Preview Mode Links will not work in preview mode

LessWrong Curated Podcast

Jun 29, 2022


I have been doing red team, blue team (offensive, defensive) computer security for a living since September 2000. The goal of this post is to compile a list of general principles I've learned during this time that are likely relevant to the field of AGI Alignment. If this is useful, I could continue with a broader or deeper exploration.

Alignment Won't Happen By Accident

I used to use the phrase when teaching security mindset to software developers that "security doesn't happen by accident." A system that isn't explicitly designed with a security feature is not going to have that security feature. More specifically, a system that isn't designed to be robust against a certain failure mode is going to exhibit that failure mode.

This might seem rather obvious when stated explicitly, but this is not the way that most developers, indeed most humans, think. I see a lot of disturbing parallels when I see anyone arguing that AGI won't necessarily be dangerous. An AGI that isn't intentionally designed not to exhibit a particular failure mode is going to have that failure mode. It is certainly possible to get lucky and not trigger it, and it will probably be impossible to enumerate even every category of failure mode, but to have any chance at all we will have to plan in advance for as many failure modes as we can possibly conceive.

As a practical enforcement method, I used to ask development teams that every user story have at least three abuser stories to go with it.
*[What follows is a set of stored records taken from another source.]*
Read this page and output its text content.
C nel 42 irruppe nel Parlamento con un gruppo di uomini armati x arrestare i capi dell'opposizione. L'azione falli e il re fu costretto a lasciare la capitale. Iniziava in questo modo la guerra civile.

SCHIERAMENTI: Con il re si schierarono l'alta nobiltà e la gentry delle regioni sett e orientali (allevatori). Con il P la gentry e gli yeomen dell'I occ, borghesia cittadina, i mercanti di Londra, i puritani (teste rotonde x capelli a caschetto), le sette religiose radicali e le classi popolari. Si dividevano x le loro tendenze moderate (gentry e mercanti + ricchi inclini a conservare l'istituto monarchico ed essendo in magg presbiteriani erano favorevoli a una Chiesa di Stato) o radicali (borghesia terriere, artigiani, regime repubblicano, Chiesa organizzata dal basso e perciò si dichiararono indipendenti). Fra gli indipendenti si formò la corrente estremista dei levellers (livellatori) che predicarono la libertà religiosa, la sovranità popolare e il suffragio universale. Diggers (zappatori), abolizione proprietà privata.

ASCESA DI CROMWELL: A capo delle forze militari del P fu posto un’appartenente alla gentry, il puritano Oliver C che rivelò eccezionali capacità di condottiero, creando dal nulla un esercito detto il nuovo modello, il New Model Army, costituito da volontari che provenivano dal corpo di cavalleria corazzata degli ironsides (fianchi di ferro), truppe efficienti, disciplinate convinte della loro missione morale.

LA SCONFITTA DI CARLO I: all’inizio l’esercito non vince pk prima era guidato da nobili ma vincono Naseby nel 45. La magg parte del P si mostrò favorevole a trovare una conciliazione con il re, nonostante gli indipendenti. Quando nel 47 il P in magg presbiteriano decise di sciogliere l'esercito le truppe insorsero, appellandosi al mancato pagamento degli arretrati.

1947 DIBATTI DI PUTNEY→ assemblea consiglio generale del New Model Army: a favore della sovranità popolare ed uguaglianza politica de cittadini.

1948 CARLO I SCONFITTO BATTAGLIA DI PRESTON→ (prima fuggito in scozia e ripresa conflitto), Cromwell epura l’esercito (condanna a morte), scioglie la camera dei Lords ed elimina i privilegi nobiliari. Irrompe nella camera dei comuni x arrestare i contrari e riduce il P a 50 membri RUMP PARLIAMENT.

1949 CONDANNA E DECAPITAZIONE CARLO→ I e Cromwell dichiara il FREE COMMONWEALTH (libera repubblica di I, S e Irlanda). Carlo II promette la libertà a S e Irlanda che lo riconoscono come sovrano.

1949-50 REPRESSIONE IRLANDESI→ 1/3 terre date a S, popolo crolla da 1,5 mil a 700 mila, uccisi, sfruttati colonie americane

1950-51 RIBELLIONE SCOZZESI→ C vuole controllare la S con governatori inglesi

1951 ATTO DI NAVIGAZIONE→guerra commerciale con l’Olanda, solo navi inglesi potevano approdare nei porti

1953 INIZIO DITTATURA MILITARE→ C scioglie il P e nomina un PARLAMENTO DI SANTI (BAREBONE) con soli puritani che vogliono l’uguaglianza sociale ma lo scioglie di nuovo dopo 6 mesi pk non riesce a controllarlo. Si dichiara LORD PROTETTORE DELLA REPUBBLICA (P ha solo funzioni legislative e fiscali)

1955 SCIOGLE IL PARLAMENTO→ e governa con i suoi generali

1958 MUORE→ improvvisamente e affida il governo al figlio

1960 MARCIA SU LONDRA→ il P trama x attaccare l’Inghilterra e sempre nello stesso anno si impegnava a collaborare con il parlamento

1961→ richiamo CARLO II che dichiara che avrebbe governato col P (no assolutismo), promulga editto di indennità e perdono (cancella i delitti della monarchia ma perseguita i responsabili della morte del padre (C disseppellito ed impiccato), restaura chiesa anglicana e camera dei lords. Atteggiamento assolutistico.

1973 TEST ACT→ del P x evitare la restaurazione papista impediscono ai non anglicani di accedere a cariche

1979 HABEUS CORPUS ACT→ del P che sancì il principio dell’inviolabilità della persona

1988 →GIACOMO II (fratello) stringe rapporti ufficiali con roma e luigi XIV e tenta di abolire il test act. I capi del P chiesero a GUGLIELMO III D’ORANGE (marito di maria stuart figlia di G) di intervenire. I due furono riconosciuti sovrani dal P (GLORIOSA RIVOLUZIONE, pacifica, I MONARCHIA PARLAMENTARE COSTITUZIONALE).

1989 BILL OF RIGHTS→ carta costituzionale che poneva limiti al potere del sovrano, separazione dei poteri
For any new capability, think at least hard enough about it that you can imagine at least three ways that someone could misuse it. Sometimes this means looking at boundary conditions ("what if someone orders 2^64+1 items?"), sometimes it means looking at forms of invalid input ("what if someone tries to pay -$100, can they get a refund?"), and sometimes it means being aware of particular forms of attack ("what if someone puts Javascript in their order details?").